Drie fasen

Wondgenezing verloopt volgens een vast patroon van drie fasen:
• Reactiefase
• Regeneratiefase
• Rijpingsfase

Reactiefase
In de reactiefase wordt uitbreiding van de verwonding voorkomen. Het wondbed bereidt zich voor op de genezing. De reactiefase is weer onder te verdelen in de bloedingsfase en de ontstekingsfase. In het begin brengt het stollingsproces de bloeding tot stilstand. Er treedt vaatvernauwing op, waardoor zich een stolsel met fibrinedraden vormt. De draden vormen een netwerk dat bij niet-gapende wonden de randen verbindt en verkleeft. Bij grotere wonden bedekt het netwerk het wondbed. Bij indroging wordt het een beschermende korst.

Na het stoppen van de bloeding ruimt het lichaam in de ontstekingsfase de dode cellen en micro-organismen op. Witte bloedcellen helpen in dit proces. Bij de ontstekingsfase treden veel eiwitten en vocht uit de bloedvaten. De afvoerende lymfevaten zijn beschadigd en niet meer in staat dit vocht voldoende af te voeren. Hierdoor ontstaat een zwelling. Stoffen die zijn vrijgekomen bij het beschadigen van de cellen prikkelen de pijnzenuwen. Er ontstaan ontstekingsverschijnselen; roodheid, warmte, zwelling en pijn. Als de wond helemaal schoon is, begint de volgende fase.

Regeneratiefase
In de regeneratiefase wordt de verloren huid vervangen door nieuw weefsel en wordt de wond gesloten. De aanmaak van nieuwe bloedvaatjes wordt in deze fase gestimuleerd, omdat de zuurstofvoorziening van het weefsel rond de wond van groot belang is bij het herstel. Het nieuw gevormde weefsel heet granulatieweefsel. Dit kan er vochtig, helder rood of korrelig uitzien.
Voor de vorming van granulatieweefsel zijn voedingsstoffen nodig, zoals; eiwitten, mineralen, vitamine A en C, zuurstof, groeifactoren, enzymen en hormonen. Als één van deze stoffen onvoldoende aanwezig is of ontbreekt, dan vertraagt of stagneert de wondgenezing.

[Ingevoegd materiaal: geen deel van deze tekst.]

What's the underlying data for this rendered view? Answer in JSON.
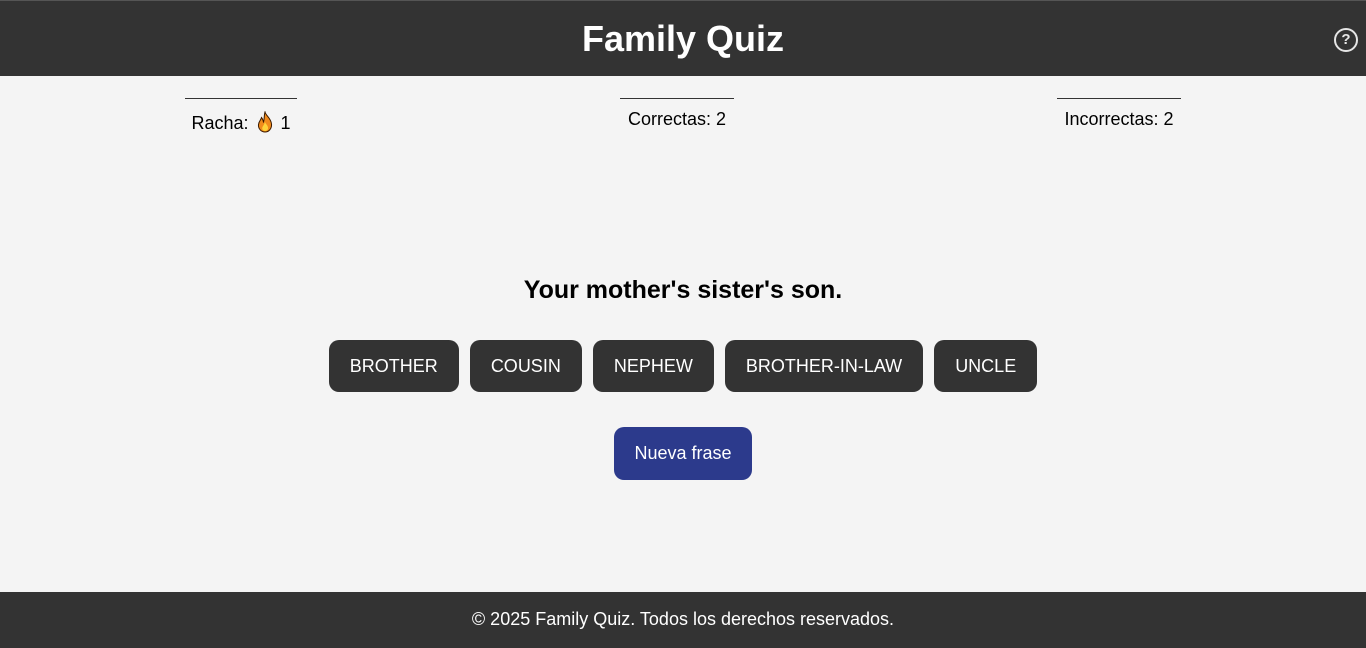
{
  "header": {
    "title": "Family Quiz",
    "help_symbol": "?"
  },
  "stats": {
    "streak_label": "Racha:",
    "streak_icon": "flame-icon",
    "streak_value": "1",
    "correct_text": "Correctas: 2",
    "incorrect_text": "Incorrectas: 2"
  },
  "quiz": {
    "question": "Your mother's sister's son.",
    "options": [
      "BROTHER",
      "COUSIN",
      "NEPHEW",
      "BROTHER-IN-LAW",
      "UNCLE"
    ],
    "new_phrase_label": "Nueva frase"
  },
  "footer": {
    "text": "© 2025 Family Quiz. Todos los derechos reservados."
  },
  "colors": {
    "header_bg": "#333333",
    "page_bg": "#f4f4f4",
    "option_bg": "#333333",
    "primary_button": "#2c3a8c"
  }
}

Zodra het granulatieweefsel het niveau van de bovenste huidlaag bereikt, vermenigvuldigen de cellen van de opperhuid aan de wondrand zich. Ze bedekken het granulatieweefsel, waardoor de wond zich sluit. Het nieuwe weefsel is nog erg kwetsbaar.

Rijpingsfase
Wanneer de bedekkende bovenste huidlaag direct na het sluiten van de wond weer de volle dikte bereikt, is nog goed te zien dat het onderliggende weefsel nog rood, dik en stug kan zijn. Het granulatieweefsel dat de bovenste huidlaag vervangt, moet nog verder rijpen tot een dun, soepel weefsel. Het wondoppervlak wordt kleiner en het litteken sterker. Dit proces duurt zes maanden tot twee jaar, afhankelijk van de grootte van de wond.